Kemendikbudristek: Cegah Depresi dengan Saling Asah, Asih, Asuh di Kampus
Indonesia masih memiliki tantangan dalam pengembangan program kesehatan jiwa.
REPUBLIKA.CO.ID, JAKARTA -- Plt Direktur Jenderal Pendidikan Tinggi, Riset, dan Teknologi Kemendikbudristek Nizam mengatakan, mahasiswa dan dosen yang depresi hingga bunuh diri sejatinya dapat dicegah dengan menciptakan kampus yang sehat, aman, dan nyaman.
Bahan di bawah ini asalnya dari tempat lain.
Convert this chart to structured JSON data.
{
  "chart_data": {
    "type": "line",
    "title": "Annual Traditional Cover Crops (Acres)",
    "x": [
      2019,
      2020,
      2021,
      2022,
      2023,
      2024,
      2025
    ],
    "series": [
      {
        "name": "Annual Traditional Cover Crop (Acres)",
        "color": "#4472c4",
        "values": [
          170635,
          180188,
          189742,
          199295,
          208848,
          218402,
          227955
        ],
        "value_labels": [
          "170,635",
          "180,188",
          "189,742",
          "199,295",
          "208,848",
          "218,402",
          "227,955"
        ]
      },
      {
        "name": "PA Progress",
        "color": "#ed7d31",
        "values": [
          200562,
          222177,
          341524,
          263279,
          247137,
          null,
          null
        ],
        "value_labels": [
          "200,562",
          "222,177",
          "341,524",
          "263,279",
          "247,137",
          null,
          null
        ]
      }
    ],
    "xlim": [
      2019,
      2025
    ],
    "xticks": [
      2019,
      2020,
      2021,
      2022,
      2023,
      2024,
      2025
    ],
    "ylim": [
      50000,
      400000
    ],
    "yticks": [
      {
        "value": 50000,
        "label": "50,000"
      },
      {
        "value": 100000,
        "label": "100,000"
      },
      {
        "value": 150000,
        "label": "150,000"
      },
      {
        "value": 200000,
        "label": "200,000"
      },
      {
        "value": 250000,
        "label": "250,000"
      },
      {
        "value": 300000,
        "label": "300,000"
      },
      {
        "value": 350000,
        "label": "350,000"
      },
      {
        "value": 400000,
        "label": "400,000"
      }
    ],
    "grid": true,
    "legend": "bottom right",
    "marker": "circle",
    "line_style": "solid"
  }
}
Di mana, ada saling asah, asih, dan asuh di antara seluruh sivitas akademika.
“Itu harusnya tidak terjadi ketika kita saling peduli, kita saling asah, asih, dan asuh,” ujar Nizam dalam diskusi yang diselenggarakan oleh Pusat Kesehatan Jiwa Nasional RSJ dr H Marzoeki Mahdi (PKJN RSJMM) Bogor bersama Cempaka Study Club, Senin (30/10/2023).
Nizam menjelaskan, sejak diberi amanah untuk menjadi pimpinan di Kemendikbudristek pada 2020 lalu, dirinya terus menekankan untuk menciptakan kampus yang sehat. Dia membuat istilah SAN untuk dihadirkan kampus, yang berarti sehat, aman, dan nyaman. Terkait sehat, hal itu dia sebut perlu dimaknai secara holistik.
“Pertama tentu kita perlu dan pastikan sehat secara fisik. Masyarakat kampus itu rajin berolah raga, tidak merokok. Kemudian juga hidupnya sehat, imbang antara aktivitas akademik, aktivitas kebugaran, istirahat, dan sebagainya. Jadi, sehat fisik itu penting, sangat-sangat penting,” kata Nizam.
Kemudian, kata dia, sehat intelektual juga perlu diperhatikan. Di mana, sangat penting bagi mahasiswa sebagai intelektual muda untuk membangun kesehatan intelektual. Itu dapat dilakukan dengan mahasiswa dan dosen berdiskursus secara kritis, analitis, bernas, tapi juga dikemas ke dalam solusi-solusi yang baik dan disampaikan secara santun.
“Karena kita masyarakat Timur. Jadi sehat intelektual. Kebebasan mimbar akademik, kebebasan akademik itu dijaga betul dan disampaikan dengan baik dan santun,” tutur dia.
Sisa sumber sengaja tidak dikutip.